Have you seen any good movies lately?

Monday, June 01, 2015

Movie Monday 6/1

My husband and I actually considered going to the movie theater this weekend, but between the cost and the challenges of fitting it into my nap/meal schedule, we decided to use a promo code for a free DVD from Redbox instead. It's nice to see a movie on the big screen once in a while, but it's also very nice to watch it while horizontal on my couch, with herbal tea and dark chocolate by my side and the ability to take bathroom breaks without missing anything!

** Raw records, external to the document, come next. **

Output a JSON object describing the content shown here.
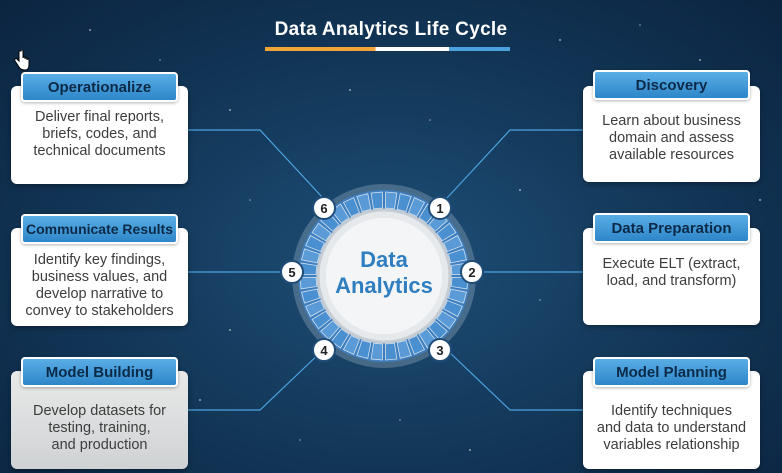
{
  "title": "Data Analytics Life Cycle",
  "center": {
    "line1": "Data",
    "line2": "Analytics"
  },
  "phases": [
    {
      "num": "1",
      "name": "Discovery",
      "lines": [
        "Learn about business",
        "domain and assess",
        "available resources"
      ]
    },
    {
      "num": "2",
      "name": "Data Preparation",
      "lines": [
        "Execute ELT (extract,",
        "load, and transform)"
      ]
    },
    {
      "num": "3",
      "name": "Model Planning",
      "lines": [
        "Identify techniques",
        "and data to understand",
        "variables relationship"
      ]
    },
    {
      "num": "4",
      "name": "Model Building",
      "lines": [
        "Develop datasets for",
        "testing, training,",
        "and production"
      ]
    },
    {
      "num": "5",
      "name": "Communicate Results",
      "lines": [
        "Identify key findings,",
        "business values, and",
        "develop narrative to",
        "convey to stakeholders"
      ]
    },
    {
      "num": "6",
      "name": "Operationalize",
      "lines": [
        "Deliver final reports,",
        "briefs, codes, and",
        "technical documents"
      ]
    }
  ],
  "colors": {
    "accent_blue": "#2d86c9",
    "title_orange": "#f2a33a",
    "ring_blue": "#4a8fd0",
    "text_blue": "#2f7fc0"
  },
  "icons": {
    "cursor": "hand-pointer-icon"
  }
}
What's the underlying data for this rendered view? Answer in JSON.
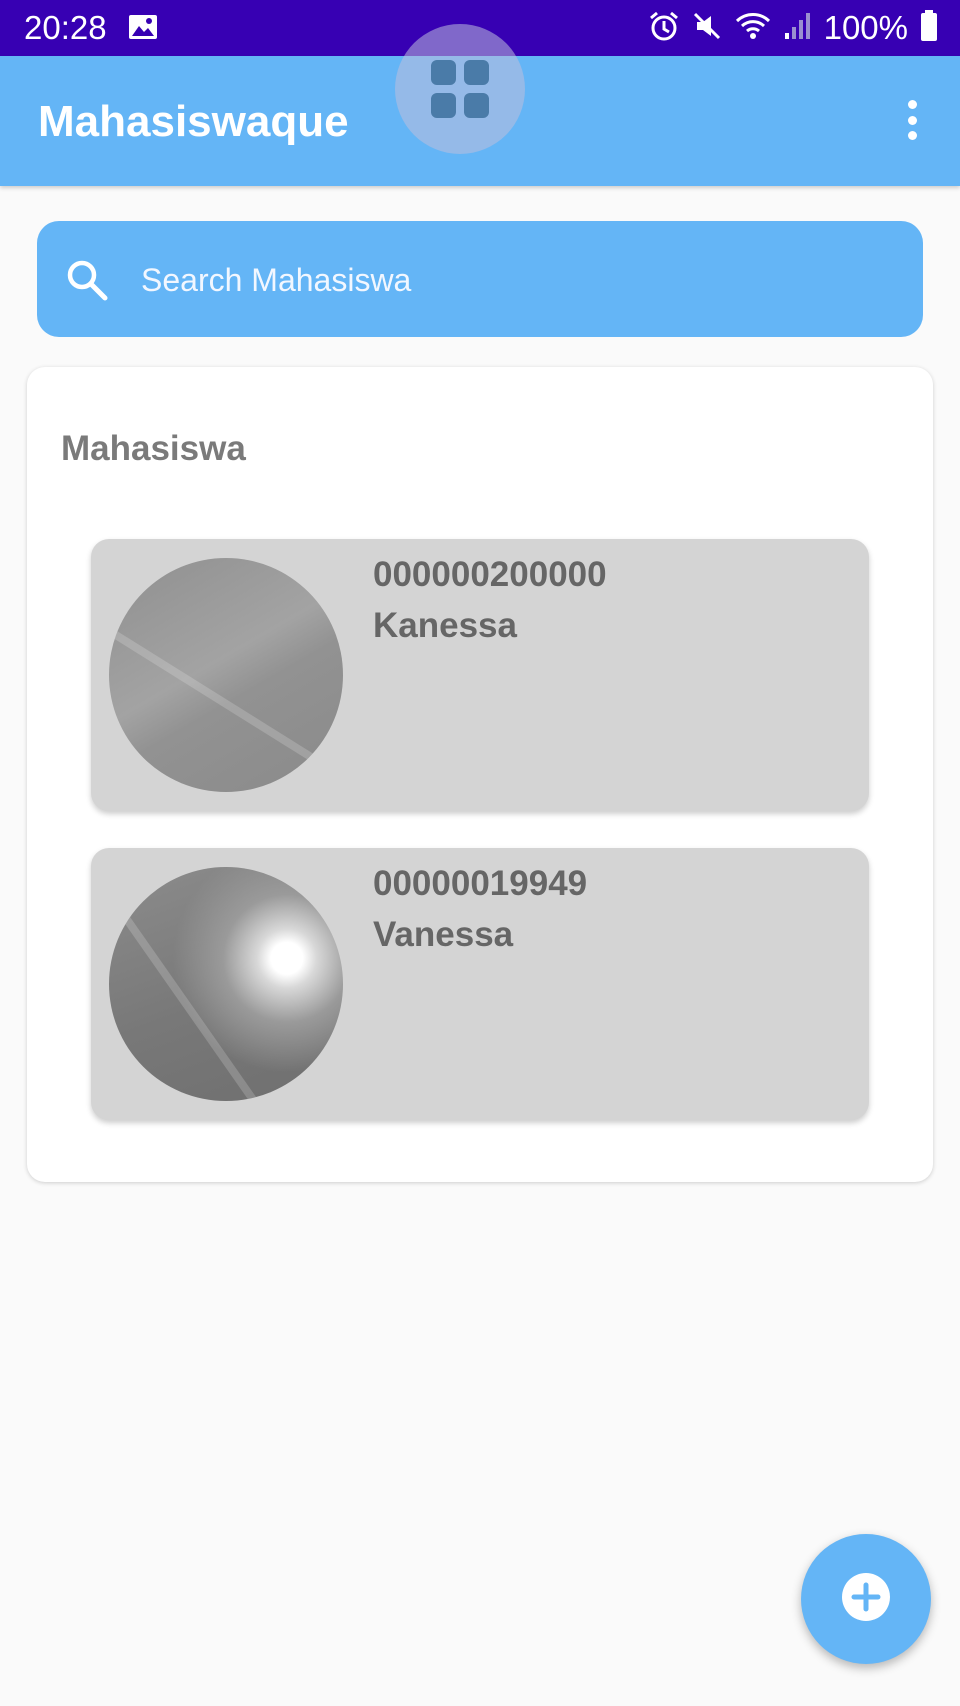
{
  "status_bar": {
    "time": "20:28",
    "battery": "100%",
    "icons": [
      "gallery-icon",
      "alarm-icon",
      "mute-icon",
      "wifi-icon",
      "signal-icon",
      "battery-icon"
    ]
  },
  "app_bar": {
    "title": "Mahasiswaque",
    "floating_icon": "grid-icon",
    "menu_icon": "overflow-menu-icon"
  },
  "search": {
    "placeholder": "Search Mahasiswa",
    "icon": "search-icon"
  },
  "section": {
    "title": "Mahasiswa"
  },
  "students": [
    {
      "nim": "000000200000",
      "name": "Kanessa"
    },
    {
      "nim": "00000019949",
      "name": "Vanessa"
    }
  ],
  "fab": {
    "icon": "add-circle-icon"
  },
  "colors": {
    "status_bar": "#3700b3",
    "primary": "#64b5f6",
    "card_item": "#d4d4d4",
    "text_secondary": "#666666"
  }
}
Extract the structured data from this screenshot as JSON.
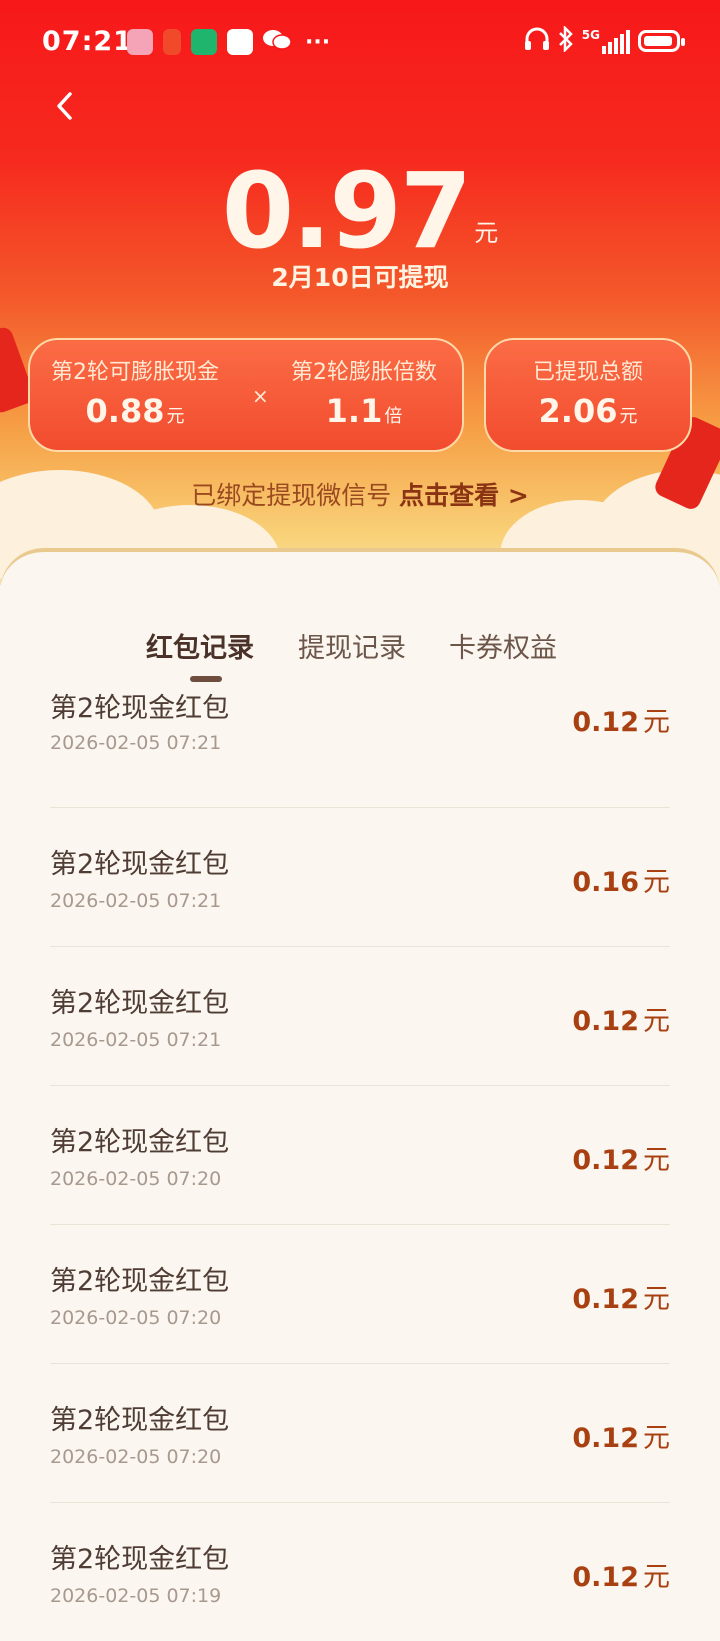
{
  "status_bar": {
    "time": "07:21",
    "network": "5G"
  },
  "header": {
    "amount": "0.97",
    "amount_unit": "元",
    "subtitle": "2月10日可提现"
  },
  "stats": {
    "round_cash_label": "第2轮可膨胀现金",
    "round_cash_value": "0.88",
    "round_cash_unit": "元",
    "multiply_sign": "×",
    "multiplier_label": "第2轮膨胀倍数",
    "multiplier_value": "1.1",
    "multiplier_unit": "倍",
    "withdrawn_label": "已提现总额",
    "withdrawn_value": "2.06",
    "withdrawn_unit": "元"
  },
  "wechat_bind": {
    "text": "已绑定提现微信号",
    "link": "点击查看 >"
  },
  "tabs": [
    {
      "label": "红包记录",
      "active": true
    },
    {
      "label": "提现记录",
      "active": false
    },
    {
      "label": "卡券权益",
      "active": false
    }
  ],
  "records": [
    {
      "title": "第2轮现金红包",
      "date": "2026-02-05 07:21",
      "amount": "0.12",
      "unit": "元"
    },
    {
      "title": "第2轮现金红包",
      "date": "2026-02-05 07:21",
      "amount": "0.16",
      "unit": "元"
    },
    {
      "title": "第2轮现金红包",
      "date": "2026-02-05 07:21",
      "amount": "0.12",
      "unit": "元"
    },
    {
      "title": "第2轮现金红包",
      "date": "2026-02-05 07:20",
      "amount": "0.12",
      "unit": "元"
    },
    {
      "title": "第2轮现金红包",
      "date": "2026-02-05 07:20",
      "amount": "0.12",
      "unit": "元"
    },
    {
      "title": "第2轮现金红包",
      "date": "2026-02-05 07:20",
      "amount": "0.12",
      "unit": "元"
    },
    {
      "title": "第2轮现金红包",
      "date": "2026-02-05 07:19",
      "amount": "0.12",
      "unit": "元"
    }
  ],
  "colors": {
    "header_red": "#f7181a",
    "amount_brown": "#a84012",
    "page_bg": "#fbf7f0"
  }
}
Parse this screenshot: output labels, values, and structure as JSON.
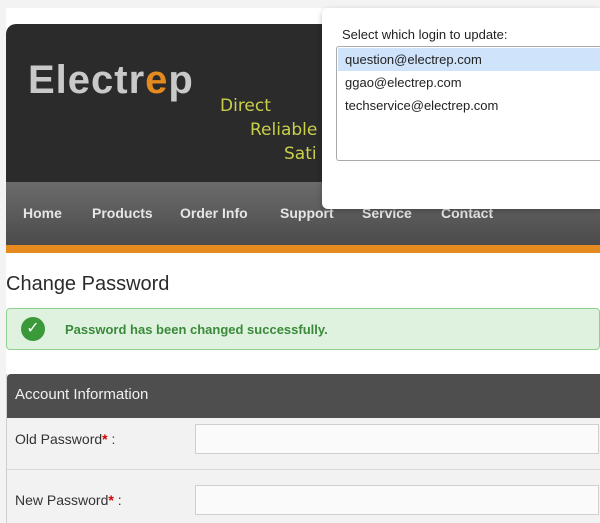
{
  "site": {
    "logo_text_1": "Electr",
    "logo_text_accent": "e",
    "logo_text_2": "p",
    "tagline": [
      "Direct",
      "Reliable",
      "Sati"
    ],
    "nav": [
      "Home",
      "Products",
      "Order Info",
      "Support",
      "Service",
      "Contact"
    ],
    "page_title": "Change Password",
    "success_message": "Password has been changed successfully.",
    "account_section_title": "Account Information",
    "fields": [
      {
        "label": "Old Password",
        "required_mark": "*",
        "suffix": ":"
      },
      {
        "label": "New Password",
        "required_mark": "*",
        "suffix": ":"
      }
    ]
  },
  "login_picker": {
    "prompt": "Select which login to update:",
    "options": [
      "question@electrep.com",
      "ggao@electrep.com",
      "techservice@electrep.com"
    ],
    "selected_index": 0
  },
  "colors": {
    "header_bg": "#2b2b2b",
    "accent_orange": "#e58a1f",
    "success_green": "#3a9a3a",
    "selected_row": "#cfe3fb"
  }
}
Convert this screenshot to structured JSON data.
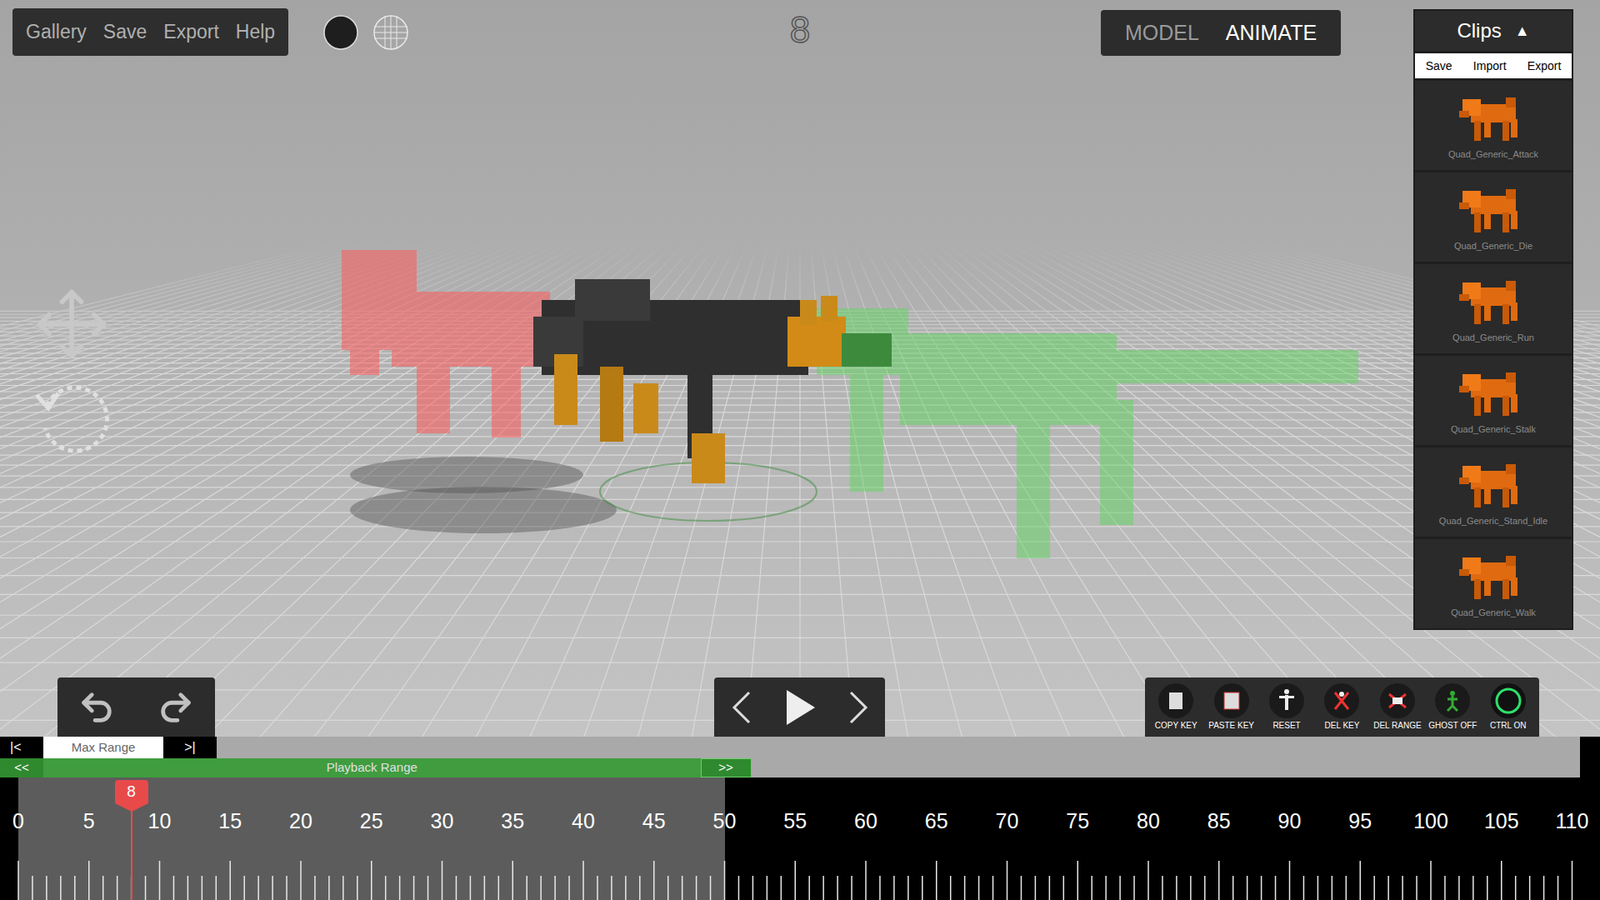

We watched Nightcrawler, a movie that our college son had recommended. It stars Jake Gyllenhaal in his creepiest role ever! He plays Lou Bloom, an enthusiastic thief always on the lookout for a new opportunity. One night, while cruising around LA, he encounters a horrible car accident and witnesses a freelance videographer (a "nightcrawler") shooting footage to sell to a local TV news station. He steals a bike and heads to a pawn shop to buy a police scanner and video camera, then hires a desperate young man as his assistant, and he's in business. Right from the start, he is breaking the rules and crossing professional lines in order to get the most gruesome shots possible, and he finds a good customer in Nina, played by Rene Russo, a local TV news producer looking to move her career forward who has no compunction about running Lou's grisly footage. Things escalate as Lou seeks to get more and more cutting-edge crime scene photos, and he even begins to modify the scenes to get better shots, until he finally crosses the line and puts people in danger. The key to this movie is Gyllanhaal himself, who is just so creepy, with his wide-open eyes, sly grin, and overly earnest manner. It's a unique and suspenseful drama with plenty of action that we both enjoyed.

Have you seen any good movies lately?